In recent years, it has been found that β-blockers are effective for heart failure in this disease. The mechanism may involve the removal of harmful effects from excessive adrenergic nerve excitation in chronic heart failure, where β-receptor density is downregulated to a greater extent in this disease than after myocardial infarction. After β-blocker treatment, the harmful effects of excessive adrenergic nerve excitation are eliminated, and myocardial β-receptor density is upregulated. It is known that β 1 blockers are beneficial. Treatment should begin with a very small dose and then be gradually increased. This approach can prolong patient survival.
3. For arrhythmias, especially symptomatic ones, antiarrhythmic drugs or electrical methods should be used. Aggressive treatment is necessary for rapid ventricular rhythms or high-grade atrioventricular block, which carry a risk of sudden death.
4. Oral anticoagulants or antiplatelet agents can be used to prevent thromboembolic complications.
5. Drugs that improve myocardial metabolism, such as vitamin C, adenosine triphosphate, coenzyme A, cyclic adenosine monophosphate, and coenzyme Q 10 , can be used as adjunctive therapy.
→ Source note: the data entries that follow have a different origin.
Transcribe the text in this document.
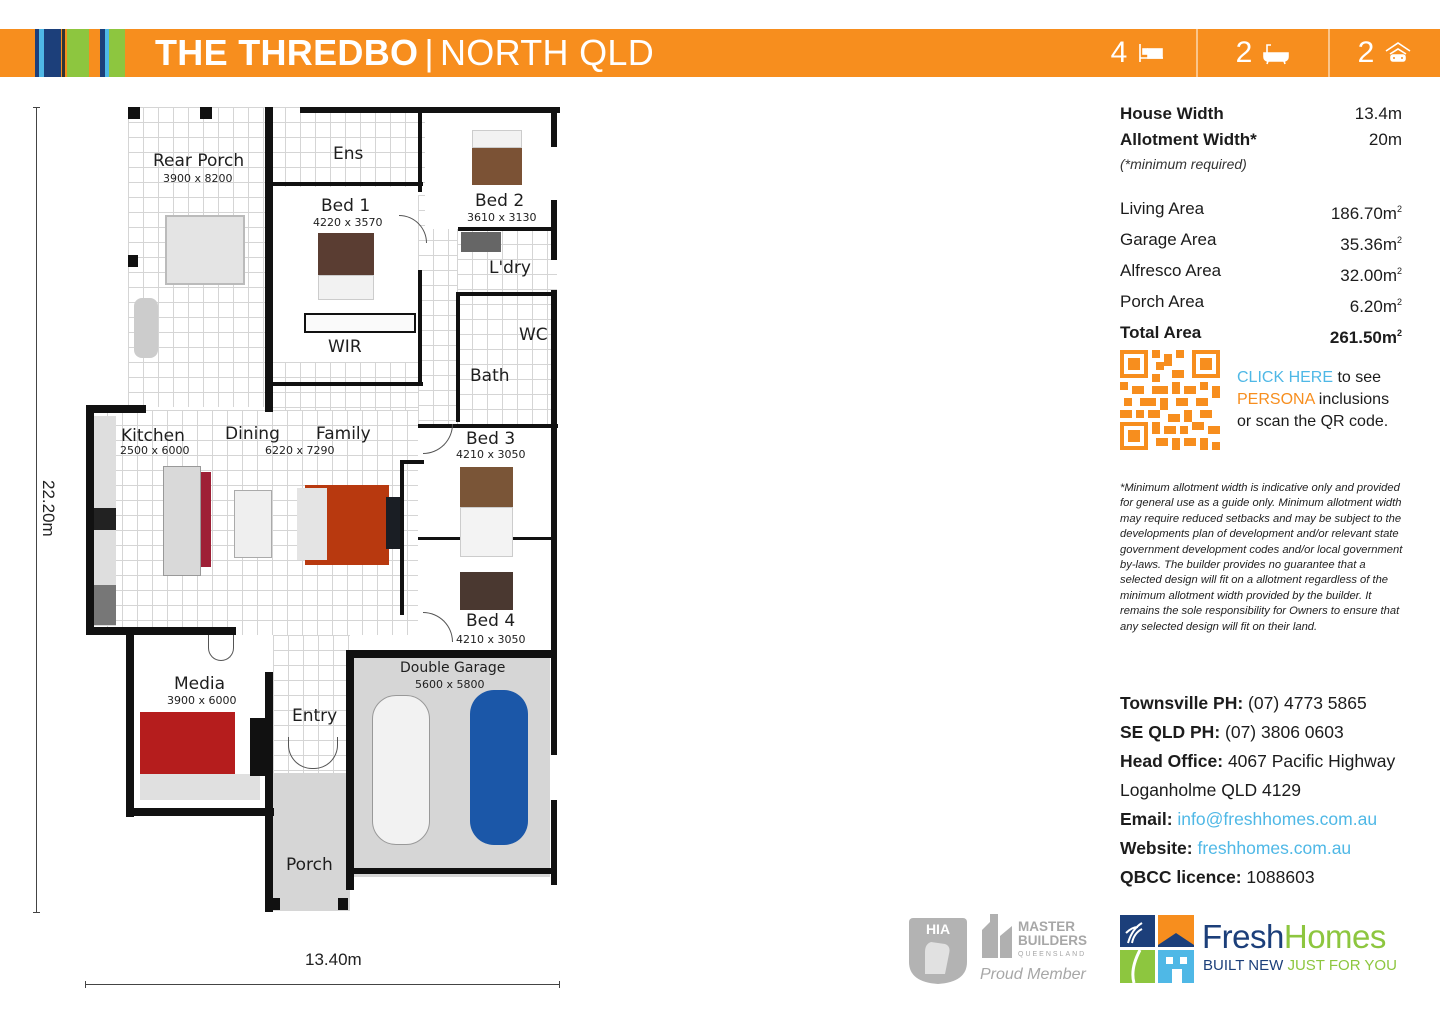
THE THREDBO | NORTH QLD	4	2	2
22.20m
13.40m
Rear Porch
3900 x 8200
Ens
Bed 1
4220 x 3570
WIR
Bed 2
3610 x 3130
L'dry
WC
Bath
Kitchen
2500 x 6000
Dining Family
6220 x 7290
Bed 3
4210 x 3050
Bed 4
4210 x 3050
Media
3900 x 6000
Entry
Double Garage
5600 x 5800
Porch
House Width	13.4m
Allotment Width*	20m
(*minimum required)
Living Area	$186.70m^2$
Garage Area	$35.36m^2$
Alfresco Area	$32.00m^2$
Porch Area	$6.20m^2$
Total Area	$261.50m^2$
CLICK HERE to see
PERSONA inclusions
or scan the QR code.
*Minimum allotment width is indicative only and provided for general use as a guide only. Minimum allotment width may require reduced setbacks and may be subject to the developments plan of development and/or relevant state government development codes and/or local government by-laws. The builder provides no guarantee that a selected design will fit on a allotment regardless of the minimum allotment width provided by the builder. It remains the sole responsibility for Owners to ensure that any selected design will fit on their land.
Townsville PH: (07) 4773 5865
SE QLD PH: (07) 3806 0603
Head Office: 4067 Pacific Highway
Loganholme QLD 4129
Email: info@freshhomes.com.au
Website: freshhomes.com.au
QBCC licence: 1088603
HIA	MASTER
BUILDERS
QUEENSLAND
Proud Member
FreshHomes
BUILT NEW JUST FOR YOU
6. For patients with long-term heart failure unresponsive to medical treatment, heart transplantation should be considered. Postoperative care should focus on controlling infections, improving immunosuppression, and managing rejection, with a one-year survival rate exceeding 85%.
The course of this type varies greatly, with the shortest being death within one year of onset and the longest surviving over 20 years. Patients with significant cardiac enlargement, persistent heart failure, or refractory arrhythmias generally have a poor prognosis. Sudden death is not uncommon among many patients.